Department of Chemical Engineering, The Pennsylvania State University, University Park, Pennsylvania 16802, United States.
Department of Chemistry and Biochemistry, Worcester Polytechnic Institute, Worcester, Massachusetts 01609, United States.
ACS Appl Mater Interfaces. 2020 Mar 18;12(11):12407-12416. doi: 10.1021/acsami.9b20070. Epub 2020 Mar 6.
Combination therapies utilize multiple mechanisms to target cancer cells to minimize cancer cell survival. Graphene provides an ideal platform for combination therapy due to its photothermal properties and high loading capacity for cancer-fighting molecules. Lipid functionalization of graphene extends its potential as a therapeutic platform by improving its biocompatibility and functionality. Previous studies involving graphene demonstrated its usage as a therapeutic vehicle; however, the effect of bare and engineered graphene structures on oxidative stress has not been comprehensively investigated. Because oxidative stress has been linked to cancer progression, it is vital to examine the generation of reactive oxygen species (ROS) in response to therapeutic platforms. This study functionalizes reduced graphene oxide (rGO) with lipids and the antioxidant enzyme human manganese superoxide dismutase (hMnSOD) and presents a detailed characterization of cellular responses to bare and functionalized rGO nanostructures in tumorigenic and nontumorigenic breast cell lines. Each cell type displayed distinct responses depending on whether they were normal, nonmetastatic, or metastatic cells. Bare rGO significantly reduced cell growth and substantially increased ROS production in all cell lines and instigated necrosis in metastatic breast cancer cells. Cell proliferation decreased in cancerous breast cells upon introduction of lipid-rGO, which correlated with peroxidation of lipids coating the rGO. In contrast, lipid-rGO nanostructures had minimal impact on proliferation and lipid peroxidation for normal breast cells. Lipid-rGO nanostructures with bound hMnSOD inhibited the proliferation of metastatic cancer cells while preventing necrosis and avoiding the negative side effects on normal cells associated with chemotherapeutic agents. Together, the results confirm the importance of functionalizing rGO for therapeutic applications and present an additional modality for the usage of graphene to selectively target cancer cells.

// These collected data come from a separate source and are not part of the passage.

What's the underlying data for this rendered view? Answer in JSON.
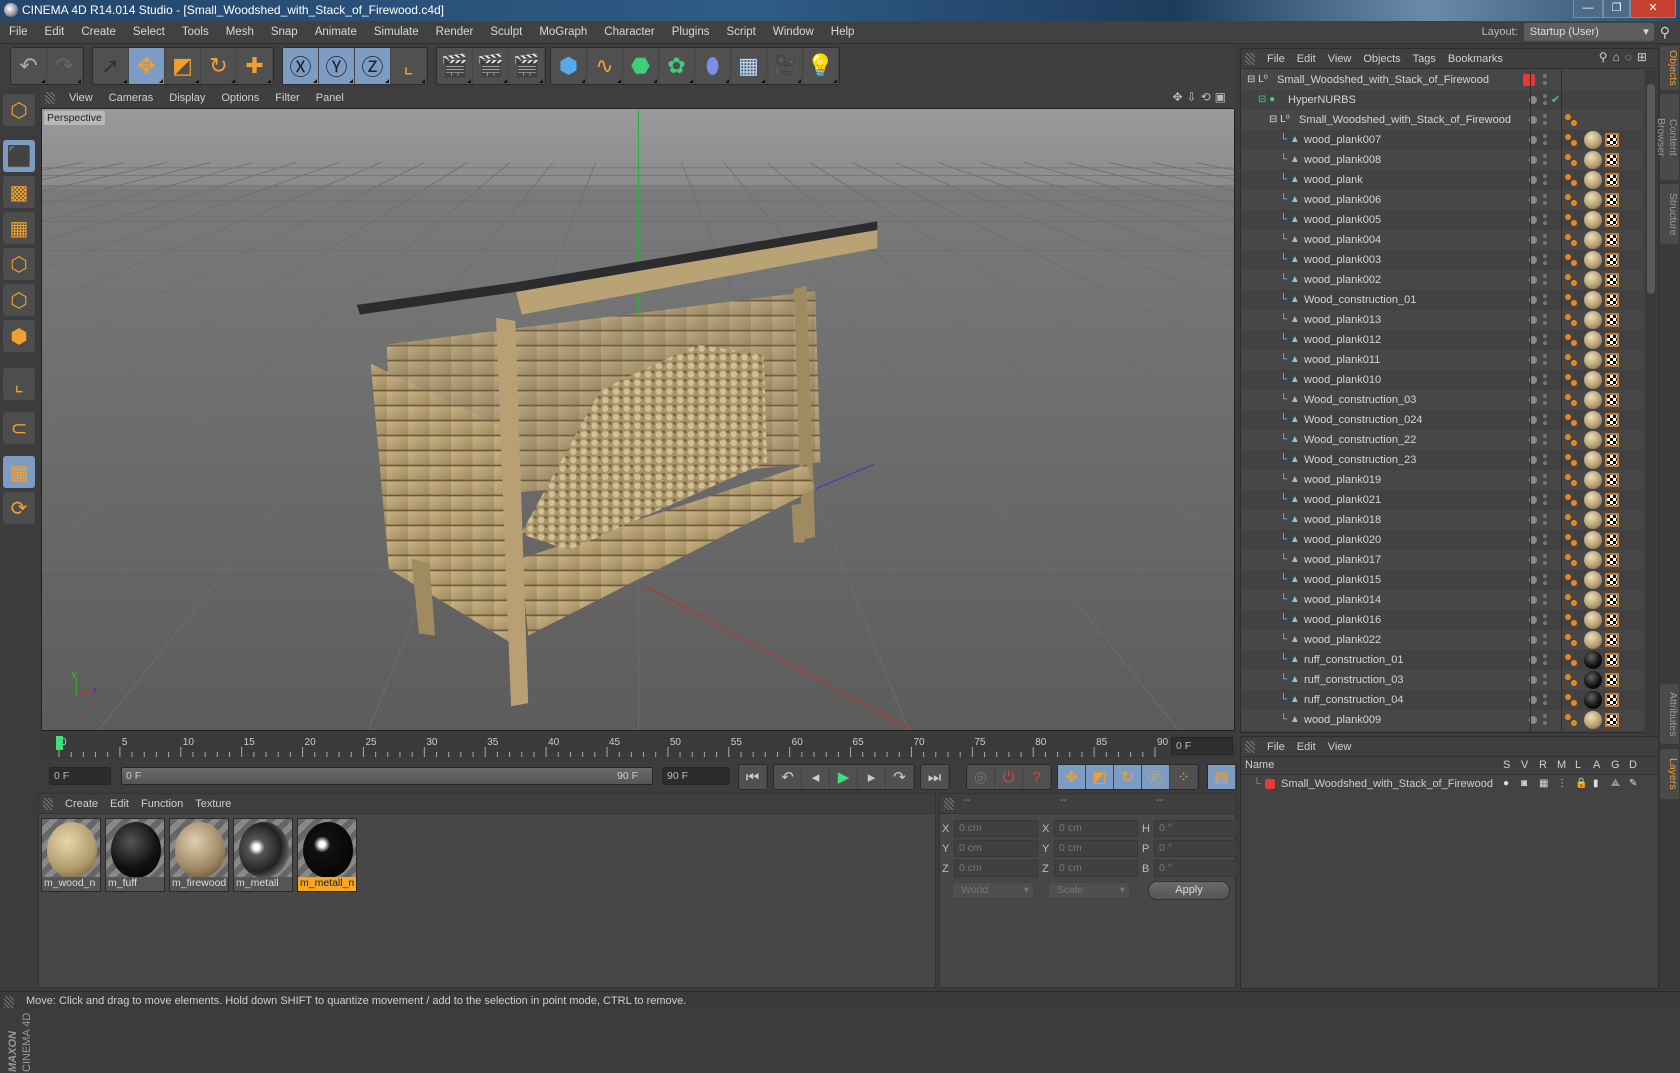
{
  "window": {
    "title": "CINEMA 4D R14.014 Studio - [Small_Woodshed_with_Stack_of_Firewood.c4d]",
    "buttons": [
      "minimize",
      "restore",
      "close"
    ]
  },
  "menu": [
    "File",
    "Edit",
    "Create",
    "Select",
    "Tools",
    "Mesh",
    "Snap",
    "Animate",
    "Simulate",
    "Render",
    "Sculpt",
    "MoGraph",
    "Character",
    "Plugins",
    "Script",
    "Window",
    "Help"
  ],
  "layout": {
    "label": "Layout:",
    "value": "Startup (User)"
  },
  "toolbar": {
    "groups": [
      [
        "undo-icon",
        "redo-icon"
      ],
      [
        "live-selection-icon",
        "move-icon",
        "scale-icon",
        "rotate-icon",
        "add-icon"
      ],
      [
        "x-axis-icon",
        "y-axis-icon",
        "z-axis-icon",
        "coordinate-system-icon"
      ],
      [
        "render-view-icon",
        "render-picture-viewer-icon",
        "render-settings-icon"
      ],
      [
        "cube-icon",
        "spline-icon",
        "nurbs-icon",
        "array-icon",
        "deformer-icon",
        "floor-icon",
        "camera-icon",
        "light-icon"
      ]
    ]
  },
  "lefttools": [
    "model-mode-icon",
    "object-mode-icon",
    "texture-mode-icon",
    "workplane-icon",
    "points-mode-icon",
    "edges-mode-icon",
    "polygons-mode-icon",
    "axis-mode-icon",
    "magnet-icon",
    "snap-grid-icon",
    "tweak-icon"
  ],
  "viewport": {
    "menu": [
      "View",
      "Cameras",
      "Display",
      "Options",
      "Filter",
      "Panel"
    ],
    "label": "Perspective"
  },
  "timeline": {
    "start": 0,
    "end": 90,
    "step": 5,
    "current_frame": "0 F"
  },
  "transport": {
    "start_field": "0 F",
    "range_start": "0 F",
    "range_end": "90 F",
    "end_field": "90 F"
  },
  "materials": {
    "menu": [
      "Create",
      "Edit",
      "Function",
      "Texture"
    ],
    "items": [
      {
        "name": "m_wood_n",
        "kind": "wood",
        "selected": false
      },
      {
        "name": "m_fuff",
        "kind": "black",
        "selected": false
      },
      {
        "name": "m_firewood",
        "kind": "firewood",
        "selected": false
      },
      {
        "name": "m_metall",
        "kind": "chrome",
        "selected": false
      },
      {
        "name": "m_metall_n",
        "kind": "glossy-black",
        "selected": true
      }
    ]
  },
  "coords": {
    "headers": [
      "--",
      "--",
      "--"
    ],
    "rows": [
      {
        "l1": "X",
        "v1": "0 cm",
        "l2": "X",
        "v2": "0 cm",
        "l3": "H",
        "v3": "0 °"
      },
      {
        "l1": "Y",
        "v1": "0 cm",
        "l2": "Y",
        "v2": "0 cm",
        "l3": "P",
        "v3": "0 °"
      },
      {
        "l1": "Z",
        "v1": "0 cm",
        "l2": "Z",
        "v2": "0 cm",
        "l3": "B",
        "v3": "0 °"
      }
    ],
    "mode": "World",
    "transform": "Scale",
    "apply": "Apply"
  },
  "objects": {
    "menu": [
      "File",
      "Edit",
      "View",
      "Objects",
      "Tags",
      "Bookmarks"
    ],
    "items": [
      {
        "name": "Small_Woodshed_with_Stack_of_Firewood",
        "level": 0,
        "type": "null",
        "layer_color": "#e83a3a"
      },
      {
        "name": "HyperNURBS",
        "level": 1,
        "type": "hypernurbs",
        "enabled": true
      },
      {
        "name": "Small_Woodshed_with_Stack_of_Firewood",
        "level": 2,
        "type": "null",
        "tags": [
          "phong"
        ]
      },
      {
        "name": "wood_plank007",
        "level": 3,
        "mat": "wood"
      },
      {
        "name": "wood_plank008",
        "level": 3,
        "mat": "wood"
      },
      {
        "name": "wood_plank",
        "level": 3,
        "mat": "wood"
      },
      {
        "name": "wood_plank006",
        "level": 3,
        "mat": "wood"
      },
      {
        "name": "wood_plank005",
        "level": 3,
        "mat": "wood"
      },
      {
        "name": "wood_plank004",
        "level": 3,
        "mat": "wood"
      },
      {
        "name": "wood_plank003",
        "level": 3,
        "mat": "wood"
      },
      {
        "name": "wood_plank002",
        "level": 3,
        "mat": "wood"
      },
      {
        "name": "Wood_construction_01",
        "level": 3,
        "mat": "wood"
      },
      {
        "name": "wood_plank013",
        "level": 3,
        "mat": "wood"
      },
      {
        "name": "wood_plank012",
        "level": 3,
        "mat": "wood"
      },
      {
        "name": "wood_plank011",
        "level": 3,
        "mat": "wood"
      },
      {
        "name": "wood_plank010",
        "level": 3,
        "mat": "wood"
      },
      {
        "name": "Wood_construction_03",
        "level": 3,
        "mat": "wood"
      },
      {
        "name": "Wood_construction_024",
        "level": 3,
        "mat": "wood"
      },
      {
        "name": "Wood_construction_22",
        "level": 3,
        "mat": "wood"
      },
      {
        "name": "Wood_construction_23",
        "level": 3,
        "mat": "wood"
      },
      {
        "name": "wood_plank019",
        "level": 3,
        "mat": "wood"
      },
      {
        "name": "wood_plank021",
        "level": 3,
        "mat": "wood"
      },
      {
        "name": "wood_plank018",
        "level": 3,
        "mat": "wood"
      },
      {
        "name": "wood_plank020",
        "level": 3,
        "mat": "wood"
      },
      {
        "name": "wood_plank017",
        "level": 3,
        "mat": "wood"
      },
      {
        "name": "wood_plank015",
        "level": 3,
        "mat": "wood"
      },
      {
        "name": "wood_plank014",
        "level": 3,
        "mat": "wood"
      },
      {
        "name": "wood_plank016",
        "level": 3,
        "mat": "wood"
      },
      {
        "name": "wood_plank022",
        "level": 3,
        "mat": "wood"
      },
      {
        "name": "ruff_construction_01",
        "level": 3,
        "mat": "black"
      },
      {
        "name": "ruff_construction_03",
        "level": 3,
        "mat": "black"
      },
      {
        "name": "ruff_construction_04",
        "level": 3,
        "mat": "black"
      },
      {
        "name": "wood_plank009",
        "level": 3,
        "mat": "wood"
      }
    ]
  },
  "layers": {
    "menu": [
      "File",
      "Edit",
      "View"
    ],
    "columns": [
      "Name",
      "S",
      "V",
      "R",
      "M",
      "L",
      "A",
      "G",
      "D"
    ],
    "items": [
      {
        "name": "Small_Woodshed_with_Stack_of_Firewood",
        "color": "#e83a3a"
      }
    ]
  },
  "righttabs": [
    {
      "label": "Objects",
      "active": true
    },
    {
      "label": "Content Browser",
      "active": false
    },
    {
      "label": "Structure",
      "active": false
    },
    {
      "label": "Attributes",
      "active": false
    },
    {
      "label": "Layers",
      "active": true
    }
  ],
  "status": "Move: Click and drag to move elements. Hold down SHIFT to quantize movement / add to the selection in point mode, CTRL to remove.",
  "logo": "MAXON CINEMA 4D",
  "colors": {
    "accent": "#7d9cc4",
    "selection": "#f5a623",
    "play": "#3de07a"
  }
}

联合疗法利用多种机制靶向癌细胞,以最大限度地减少癌细胞的存活。由于具有光热特性和高负载抗癌分子的能力,石墨烯为联合疗法提供了理想的平台。石墨烯的脂质功能化通过提高其生物相容性和功能,扩展了其作为治疗平台的潜力。以前涉及石墨烯的研究表明了其作为治疗载体的用途;然而,裸石墨烯和工程石墨烯结构对氧化应激的影响尚未得到全面研究。由于氧化应激与癌症进展有关,因此检查治疗平台对活性氧(ROS)的产生至关重要。本研究通过脂质和抗氧化酶人锰过氧化物酶(hMnSOD)对还原氧化石墨烯(rGO)进行功能化,并对肿瘤发生和非肿瘤发生的乳腺癌细胞系中裸和功能化 rGO 纳米结构的细胞反应进行了详细表征。每种细胞类型都根据它们是正常、非转移性还是转移性细胞而表现出不同的反应。裸 rGO 显著降低了所有细胞系的细胞生长,并大大增加了 ROS 的产生,并引发转移性乳腺癌细胞的坏死。引入脂质-rGO 后,癌细胞中的细胞增殖减少,与覆盖 rGO 的脂质过氧化有关。相比之下,脂质-rGO 纳米结构对正常乳腺细胞的增殖和脂质过氧化影响很小。与 hMnSOD 结合的脂质-rGO 纳米结构抑制了转移性癌细胞的增殖,同时防止了坏死,并避免了与化疗药物相关的对正常细胞的负面影响。总之,这些结果证实了对 rGO 进行功能化以用于治疗应用的重要性,并提出了一种使用石墨烯来选择性靶向癌细胞的新方法。